関東の村では民具製作の実演やイベントも

信越の村を後にすると、次は関東の村九十九里浜で地引き網漁の網元だった「作田家住宅」が右手に現れた。屋根がふたつに分かれていて、分棟型民家と呼ばれる。屋根と屋根の間には丸太を割った雨どいがあり、家に雨が入らない仕組みとなっている。この家の見どころは、居間の梁。曲がった太い松をダイナミックかつ巧みに組み合わせており、芸術的と言っても過言ではない。このような梁は、合掌造りなどでも見られることがある。

作田家の外観。右側で屋根が分かれている

たいへん印象的な作田家の梁

再び坂の小道を上がっていく。途中に沖永良部島(鹿児島県)の高倉がある。さらに上がった先に建っている「太田家住宅」も分棟型民家だ。「作田家住宅」に比べ、屋根がほぼ中央でふたつに分かれていて、その特徴はよりわかりやすい。

沖永良部島の高倉

中央で屋根が分かれた太田家

慣れた手つきで竹細工が作られていく

庭では、民具製作技術保存会による竹細工の作業が行われていた。細く割った竹を編み、水切り道具を製作している。編み込む作業はそれほど難しくはないが、竹を上手に細く割(さ)くには技術を要するという。作業を見ていて、昔の道具のあたたかみはこれからより求められるのではないかと思った。保存会は「竹細工」のほか、「はた織」「わら細工」「研究・編集」のグループがあり、誰でも入会できるという(民家園ウェブサイト参照)。

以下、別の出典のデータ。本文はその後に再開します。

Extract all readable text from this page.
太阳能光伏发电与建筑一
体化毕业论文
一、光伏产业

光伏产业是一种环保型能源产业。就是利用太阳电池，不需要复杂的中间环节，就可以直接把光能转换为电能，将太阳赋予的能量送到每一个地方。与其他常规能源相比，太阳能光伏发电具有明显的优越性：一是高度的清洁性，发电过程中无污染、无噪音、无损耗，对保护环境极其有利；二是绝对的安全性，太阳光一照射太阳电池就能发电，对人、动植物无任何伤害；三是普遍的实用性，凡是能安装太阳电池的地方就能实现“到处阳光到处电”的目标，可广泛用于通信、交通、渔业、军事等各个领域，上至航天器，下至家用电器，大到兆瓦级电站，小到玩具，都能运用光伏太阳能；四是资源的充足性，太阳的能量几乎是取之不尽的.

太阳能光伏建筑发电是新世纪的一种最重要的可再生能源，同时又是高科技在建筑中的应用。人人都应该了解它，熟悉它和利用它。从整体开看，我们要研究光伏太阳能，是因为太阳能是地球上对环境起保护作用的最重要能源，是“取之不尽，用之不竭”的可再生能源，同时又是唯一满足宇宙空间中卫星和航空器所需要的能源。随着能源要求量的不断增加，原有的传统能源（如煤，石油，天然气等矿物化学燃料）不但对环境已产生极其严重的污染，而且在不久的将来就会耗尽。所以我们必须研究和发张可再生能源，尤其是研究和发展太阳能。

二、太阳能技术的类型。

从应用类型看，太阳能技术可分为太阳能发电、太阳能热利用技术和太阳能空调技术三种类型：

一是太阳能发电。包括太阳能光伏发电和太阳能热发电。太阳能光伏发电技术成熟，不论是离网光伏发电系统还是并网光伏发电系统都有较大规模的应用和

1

ゆるやかな坂を下り、神奈川の村へと移る。「北村家住宅」は秦野市にあった家で、移築の際、材料から貞享4年(1687年)と墨書された年号が発見された。居間の床は竹すのこでできている。これは木材の板より安いために用いられたものだという。

北村家の竹すのこの床

「北村家住宅」の前には、神奈川の村の建物のほかに、東北の村の「菅原家住宅」(山形県鶴岡市)も見える。その棟(屋根の頂)には、神社で見られる棟仕舞いの方法のひとつ千木(ちぎ)に似た「ぐしぐら」と呼ばれる板が組まれている。神奈川の方の「清宮家住宅」の棟は草を生やしていたが、これも茅葺き屋根のひとつの技法である。

板が組まれた菅原家の屋根

清宮家。草の生えた屋根が見える

ここから奥へ山道を上がっていくと、志摩半島の漁村にあった歌舞伎舞台「船越の舞台」が見られる。直径18尺(約5.5メートル)の回り舞台を備えているのが特徴だ。特別公開の際に内部を見学できる。

船越の舞台。普段は閉められている

「船越の舞台」まで上がる階段は、結構長い。宿場からの道のりも、実際に山の中を歩いているので、なかなか歩き応えがある。園内歩きは、古民家の里と里を巡る、ちょっとしたハイキングともいえるだろう。自分のペースで楽しめば、思った以上に「旅気分」が味わえる。

民家園では、さまざまな行事も開催されている。先ほどの「船越の舞台」の特別公開をはじめ、人形浄瑠璃、お月見、お茶会、民具頒布会、古民家ライトアップなど、その内容はバラエティに富んでいる。事前にチェックして、より楽しい民家園でのひとときを過ごそう。